The main point of controversy among some recent scholars of Elyot’s literary works is whether or not he intended his books to send disapproving messages about Henry VIII. Scholarship is undivided on the abundance of evidence of   Elyot’s religious conservatism (e.g., Governor , II, 210–11) and of his reluctance to concede to the king and Cromwell’s solution for church reform. But Elyot’s criticism of typical political behavior as contrasted to his arguments in favor of the ideal in The Governor can easily be seen as his underscorings of the shoddy and unethical environment of high politics in England. Henry’s apparent approval and enjoyment of The Governor when it first came into print in 1531 seem inconsistent unless explained away by positing that the king certainly thought of himself as principled, a conclusion based more on contemplating his inner self than by analyzing his actions (Caspari, 89).

Elyot’s withdrawal from politics in 1532, followed by his writing Pasquil the Plain and Of the Knowledge Which Maketh a Wise Man in 1532–33, has led to interpretations of these books as vindications of Thomas More (Major, 102–3). Elyot shared the belief of Erasmus and most humanists that the need for friendship sets us apart from animals and accentuates our special quality as divine creations. Furthermore, Elyot repeated the Greek notion in Image of Governance (1541) that Eros is present in friendship bonds. It would be hard to doubt that Elyot suffered for More’s predicament, perhaps all the more so because he lacked the stubborn substance of saints. The thesis that Elyot used his books against Henry can be expanded by reading Catherine of Aragon as the “good woman” in his Defense of Good Women (Lehmberg, 212).

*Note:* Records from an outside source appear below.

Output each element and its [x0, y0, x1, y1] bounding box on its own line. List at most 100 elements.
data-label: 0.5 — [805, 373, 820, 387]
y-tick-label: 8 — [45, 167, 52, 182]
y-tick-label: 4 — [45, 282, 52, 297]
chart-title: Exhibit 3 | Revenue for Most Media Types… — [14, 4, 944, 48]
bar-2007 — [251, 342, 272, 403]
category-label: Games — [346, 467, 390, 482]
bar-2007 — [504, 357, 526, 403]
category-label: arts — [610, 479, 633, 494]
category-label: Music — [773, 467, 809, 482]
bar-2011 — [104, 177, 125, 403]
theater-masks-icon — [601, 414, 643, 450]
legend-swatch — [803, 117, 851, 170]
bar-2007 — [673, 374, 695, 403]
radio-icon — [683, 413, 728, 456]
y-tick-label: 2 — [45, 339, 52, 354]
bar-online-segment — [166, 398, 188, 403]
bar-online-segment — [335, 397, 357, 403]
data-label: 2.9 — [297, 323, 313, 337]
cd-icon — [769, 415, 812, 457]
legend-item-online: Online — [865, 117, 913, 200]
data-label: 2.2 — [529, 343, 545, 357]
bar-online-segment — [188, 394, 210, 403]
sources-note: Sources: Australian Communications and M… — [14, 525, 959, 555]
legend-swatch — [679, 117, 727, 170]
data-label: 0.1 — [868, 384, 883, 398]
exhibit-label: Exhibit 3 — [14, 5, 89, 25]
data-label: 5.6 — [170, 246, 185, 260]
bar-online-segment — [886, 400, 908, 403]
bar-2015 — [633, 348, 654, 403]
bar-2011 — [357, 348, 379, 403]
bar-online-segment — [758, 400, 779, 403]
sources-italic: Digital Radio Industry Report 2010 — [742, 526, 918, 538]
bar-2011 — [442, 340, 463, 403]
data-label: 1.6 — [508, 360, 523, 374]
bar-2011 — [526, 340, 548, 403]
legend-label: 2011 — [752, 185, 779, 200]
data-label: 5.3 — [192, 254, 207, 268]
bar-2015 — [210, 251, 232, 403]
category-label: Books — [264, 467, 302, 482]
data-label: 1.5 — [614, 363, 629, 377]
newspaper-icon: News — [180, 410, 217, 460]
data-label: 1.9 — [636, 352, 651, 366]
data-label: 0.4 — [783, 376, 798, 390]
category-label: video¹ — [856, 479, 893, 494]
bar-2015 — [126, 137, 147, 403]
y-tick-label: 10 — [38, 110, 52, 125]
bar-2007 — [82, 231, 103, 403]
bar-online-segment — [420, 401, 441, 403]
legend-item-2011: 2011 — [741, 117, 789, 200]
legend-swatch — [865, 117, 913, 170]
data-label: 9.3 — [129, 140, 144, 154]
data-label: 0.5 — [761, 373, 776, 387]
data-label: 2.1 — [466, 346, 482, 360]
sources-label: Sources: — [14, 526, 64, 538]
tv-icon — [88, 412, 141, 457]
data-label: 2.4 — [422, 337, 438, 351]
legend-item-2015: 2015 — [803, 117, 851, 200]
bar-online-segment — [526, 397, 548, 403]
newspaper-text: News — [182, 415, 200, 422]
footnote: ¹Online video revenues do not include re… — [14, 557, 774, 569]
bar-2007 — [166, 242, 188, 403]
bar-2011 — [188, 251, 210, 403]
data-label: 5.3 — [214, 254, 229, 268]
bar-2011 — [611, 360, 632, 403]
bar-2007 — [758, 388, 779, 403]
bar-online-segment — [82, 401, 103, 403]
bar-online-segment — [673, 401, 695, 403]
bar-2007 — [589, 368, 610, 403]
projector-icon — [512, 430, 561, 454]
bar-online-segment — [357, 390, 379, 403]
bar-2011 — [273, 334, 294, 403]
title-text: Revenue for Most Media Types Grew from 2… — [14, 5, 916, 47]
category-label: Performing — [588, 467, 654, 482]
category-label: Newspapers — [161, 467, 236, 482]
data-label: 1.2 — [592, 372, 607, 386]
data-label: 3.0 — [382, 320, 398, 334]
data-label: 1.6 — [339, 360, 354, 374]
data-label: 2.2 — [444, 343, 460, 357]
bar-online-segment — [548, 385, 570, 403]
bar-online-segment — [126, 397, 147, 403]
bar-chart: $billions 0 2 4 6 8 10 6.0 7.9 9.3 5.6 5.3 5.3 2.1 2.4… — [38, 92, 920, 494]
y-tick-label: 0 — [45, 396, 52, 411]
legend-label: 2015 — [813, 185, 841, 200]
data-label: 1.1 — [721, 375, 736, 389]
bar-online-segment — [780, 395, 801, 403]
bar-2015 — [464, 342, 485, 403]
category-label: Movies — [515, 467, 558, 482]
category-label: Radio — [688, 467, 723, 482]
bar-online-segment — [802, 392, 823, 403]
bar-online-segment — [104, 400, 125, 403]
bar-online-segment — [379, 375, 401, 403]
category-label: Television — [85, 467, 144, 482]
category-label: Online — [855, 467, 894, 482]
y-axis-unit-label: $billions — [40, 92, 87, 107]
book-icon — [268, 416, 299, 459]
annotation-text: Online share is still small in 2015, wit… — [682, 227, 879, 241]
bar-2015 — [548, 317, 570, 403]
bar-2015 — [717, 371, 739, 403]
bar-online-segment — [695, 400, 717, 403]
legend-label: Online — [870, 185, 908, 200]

Sir Thomas Elyot and Renaissance Humanism presents two similarly worded quotations—one from Elyot and another from More’s son-in-law, Roper—as conclusive evidence that Of the Knowledge Which Maketh a Wise Man was “veiled commentary on More’s resignation from the chancellorship” (Major, 103), without considering Roper’s likely familiarity with Knowledge , perhaps finding its lament that good counselors are more valuable than cities an apt metaphor to apply to his martyred father-in-law.

Other scholars have found conceptual leaps based on juxtaposing texts implausible (Hogrefe, 310–11). The likelihood that Elyot’s works were clandestine criticism of the establishment is further diminished by a lack of corroborating contemporary perceptions of his books as seditious works. If Elyot indeed intended to exonerate More and Catherine, among others, the point was missed by his readers, including the king, during the Reformation crisis.

On more solid evidential ground are modern investigations showing Shakespeare’s* use of Elyot’s political theory in his plays (Phillips). Shakespeare lifted phrases verbatim from The Governor in writing Troilus and Cressida and Coriolanus (Starnes), indicating that perhaps Elyot’s perceptions passed into conventional wisdom.

Etiquette books have a way of enduring beyond the normal life expectancy of how-to books of advice, though few people succeed in internalizing their precepts and rules. The durability of The Book of the Governor , a book of political etiquette, is likewise remarkable, all the more so considering how few leaders turned out as bearing the qualities Elyot so plainly described.

Thomas Elyot likely did more to spread the popularity of humanism than any writer in England. Nonetheless, because of his lack of literary brilliance and relatively uneventful life, his memory has dissolved into obscurity outside the world of specialized scholarship.